Britishness is bittersweet. “A moment for me that feels very poignant and emotional is at the end when I’m sitting in the middle and I very much feel like I’m representing Britain, covered in blood in this Union Jack dress, and then everybody comes in as kids dancing for their future and all the hope and excitement that that time brought. It’s bittersweet. For me it represents twenty years ago and it also represents today. We were those kids filled with promise that benefitted from those politics and then it felt like the rug was pulled from under us. We have all these opinions and we can’t do anything with them, and it’s frustrating. It’s bittersweet because they’re going forward into this future where we know what’s going to happen but they didn’t at the time. The symbol of bloody Britain slumped in a chair crying at the end and then this child comforting her and saying ‘it’s going to be ok’ and giving her these headphones and basically saying ‘things can only get better!’”.
That moment is a poignant one politically and musically, as Jesse explains: “[Once] you see her with the headphones on, all of the songs are heard through that, and you see that this is the soundtrack of a generation. The overall feeling of all the music in the show is how powerful it is for transporting you somewhere else, the importance of music for young people, and, especially in the 90s with Britpop, the relationship between music and politics. They complement each other. “
As well as the election anthem Things Can Only Get Better, which “wrote itself into the play”, how did they create such an iconic soundtrack? “Along with movement and the set, the sound is an important part of creating this world. We worked with a sound designer [Ben Grant] on this show for the first time to work out the best way of putting the audience into that place, and what songs could we use to transport them.
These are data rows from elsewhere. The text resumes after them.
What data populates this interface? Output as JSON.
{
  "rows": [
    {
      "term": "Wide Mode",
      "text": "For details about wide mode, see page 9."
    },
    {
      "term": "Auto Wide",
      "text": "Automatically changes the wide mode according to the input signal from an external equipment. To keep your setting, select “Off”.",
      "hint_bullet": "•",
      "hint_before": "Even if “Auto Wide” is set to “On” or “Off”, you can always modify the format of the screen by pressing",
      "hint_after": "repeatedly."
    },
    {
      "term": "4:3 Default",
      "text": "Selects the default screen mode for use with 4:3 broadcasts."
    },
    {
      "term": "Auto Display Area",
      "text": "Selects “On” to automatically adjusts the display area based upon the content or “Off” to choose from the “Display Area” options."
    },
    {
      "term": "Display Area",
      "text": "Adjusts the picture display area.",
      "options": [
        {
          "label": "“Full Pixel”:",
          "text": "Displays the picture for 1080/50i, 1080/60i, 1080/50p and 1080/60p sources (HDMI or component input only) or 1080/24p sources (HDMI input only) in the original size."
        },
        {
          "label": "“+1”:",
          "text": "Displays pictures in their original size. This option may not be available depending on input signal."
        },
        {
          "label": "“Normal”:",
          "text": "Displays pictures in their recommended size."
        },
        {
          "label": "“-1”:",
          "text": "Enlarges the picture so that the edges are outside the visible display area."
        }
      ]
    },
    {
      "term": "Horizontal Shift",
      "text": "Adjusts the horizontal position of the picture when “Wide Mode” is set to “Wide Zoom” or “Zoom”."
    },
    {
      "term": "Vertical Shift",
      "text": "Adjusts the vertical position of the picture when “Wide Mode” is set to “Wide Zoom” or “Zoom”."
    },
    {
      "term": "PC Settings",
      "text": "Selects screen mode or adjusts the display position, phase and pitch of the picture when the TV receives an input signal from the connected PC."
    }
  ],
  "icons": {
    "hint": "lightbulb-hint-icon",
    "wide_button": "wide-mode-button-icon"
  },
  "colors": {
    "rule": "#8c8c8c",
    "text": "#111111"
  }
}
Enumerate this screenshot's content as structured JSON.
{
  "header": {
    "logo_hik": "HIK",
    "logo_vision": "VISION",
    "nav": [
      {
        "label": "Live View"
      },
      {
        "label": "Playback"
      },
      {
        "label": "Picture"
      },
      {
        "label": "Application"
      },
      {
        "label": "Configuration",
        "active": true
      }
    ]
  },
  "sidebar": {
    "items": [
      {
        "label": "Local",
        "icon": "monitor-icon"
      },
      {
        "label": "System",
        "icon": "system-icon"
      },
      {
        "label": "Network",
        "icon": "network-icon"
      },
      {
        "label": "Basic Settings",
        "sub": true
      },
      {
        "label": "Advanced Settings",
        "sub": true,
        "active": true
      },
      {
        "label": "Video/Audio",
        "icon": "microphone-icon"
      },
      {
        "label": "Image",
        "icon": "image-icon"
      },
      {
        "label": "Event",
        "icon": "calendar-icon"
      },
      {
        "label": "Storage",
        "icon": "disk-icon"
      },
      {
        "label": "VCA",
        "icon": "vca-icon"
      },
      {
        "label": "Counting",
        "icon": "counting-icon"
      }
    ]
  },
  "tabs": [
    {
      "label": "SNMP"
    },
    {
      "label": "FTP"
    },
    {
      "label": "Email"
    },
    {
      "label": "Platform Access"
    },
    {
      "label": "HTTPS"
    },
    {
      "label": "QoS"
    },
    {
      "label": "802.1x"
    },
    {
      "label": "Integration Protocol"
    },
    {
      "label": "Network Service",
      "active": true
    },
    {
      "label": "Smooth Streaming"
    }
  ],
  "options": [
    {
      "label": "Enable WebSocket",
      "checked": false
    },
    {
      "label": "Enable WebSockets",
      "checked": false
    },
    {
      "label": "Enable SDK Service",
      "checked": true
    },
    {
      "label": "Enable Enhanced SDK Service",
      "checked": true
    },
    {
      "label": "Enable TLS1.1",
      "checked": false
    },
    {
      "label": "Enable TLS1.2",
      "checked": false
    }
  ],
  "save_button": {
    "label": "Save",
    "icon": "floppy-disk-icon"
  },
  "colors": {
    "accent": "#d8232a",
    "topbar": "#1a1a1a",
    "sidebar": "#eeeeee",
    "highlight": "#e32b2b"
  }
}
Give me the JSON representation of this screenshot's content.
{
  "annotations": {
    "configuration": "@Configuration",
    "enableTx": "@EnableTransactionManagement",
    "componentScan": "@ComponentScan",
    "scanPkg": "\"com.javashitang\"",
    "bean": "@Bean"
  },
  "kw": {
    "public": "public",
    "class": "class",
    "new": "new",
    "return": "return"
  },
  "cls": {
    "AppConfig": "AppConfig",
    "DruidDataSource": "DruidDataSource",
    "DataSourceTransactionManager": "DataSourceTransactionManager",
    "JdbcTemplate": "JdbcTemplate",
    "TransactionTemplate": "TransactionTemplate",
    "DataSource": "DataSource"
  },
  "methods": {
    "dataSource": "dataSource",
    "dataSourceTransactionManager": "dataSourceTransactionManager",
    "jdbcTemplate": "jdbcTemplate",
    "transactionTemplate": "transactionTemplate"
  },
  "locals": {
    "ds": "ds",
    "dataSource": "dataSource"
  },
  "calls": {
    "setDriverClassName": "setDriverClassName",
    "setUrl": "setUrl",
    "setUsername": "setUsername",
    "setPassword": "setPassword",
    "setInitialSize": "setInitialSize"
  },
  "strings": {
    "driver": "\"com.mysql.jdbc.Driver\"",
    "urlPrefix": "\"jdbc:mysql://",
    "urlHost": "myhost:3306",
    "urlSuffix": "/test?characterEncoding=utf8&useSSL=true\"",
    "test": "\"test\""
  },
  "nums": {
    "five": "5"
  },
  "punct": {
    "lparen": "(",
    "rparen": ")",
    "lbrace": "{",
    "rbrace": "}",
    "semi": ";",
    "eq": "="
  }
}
A lot of the songs are very iconic, and some of the songs are very nostalgic and on the nose and going to make you have all the feels.”
“And they’re really fun! We want the show to be just as entertaining as it is poignant. We think a lot about juxtaposing certain moments to make a particular point or to make something feel much more poignant, and we used the music to play around with that. We made the playlist for the show before we made anything else, and we made lots of scenes without the music, and then we would just put on some music and play around. We were really realising the impact of the music on an audience, and what that does for a scene.” And, of course, not forgetting those original Tamagotchi sound effects.
Politics and pop culture, united and untied, Cool Britannia and Brexit: Britain has been through a lot, but we, and the Wardrobe Ensemble, believe that Things Can Only Get Better, and it begins with – you guessed it – Education, Education, Education.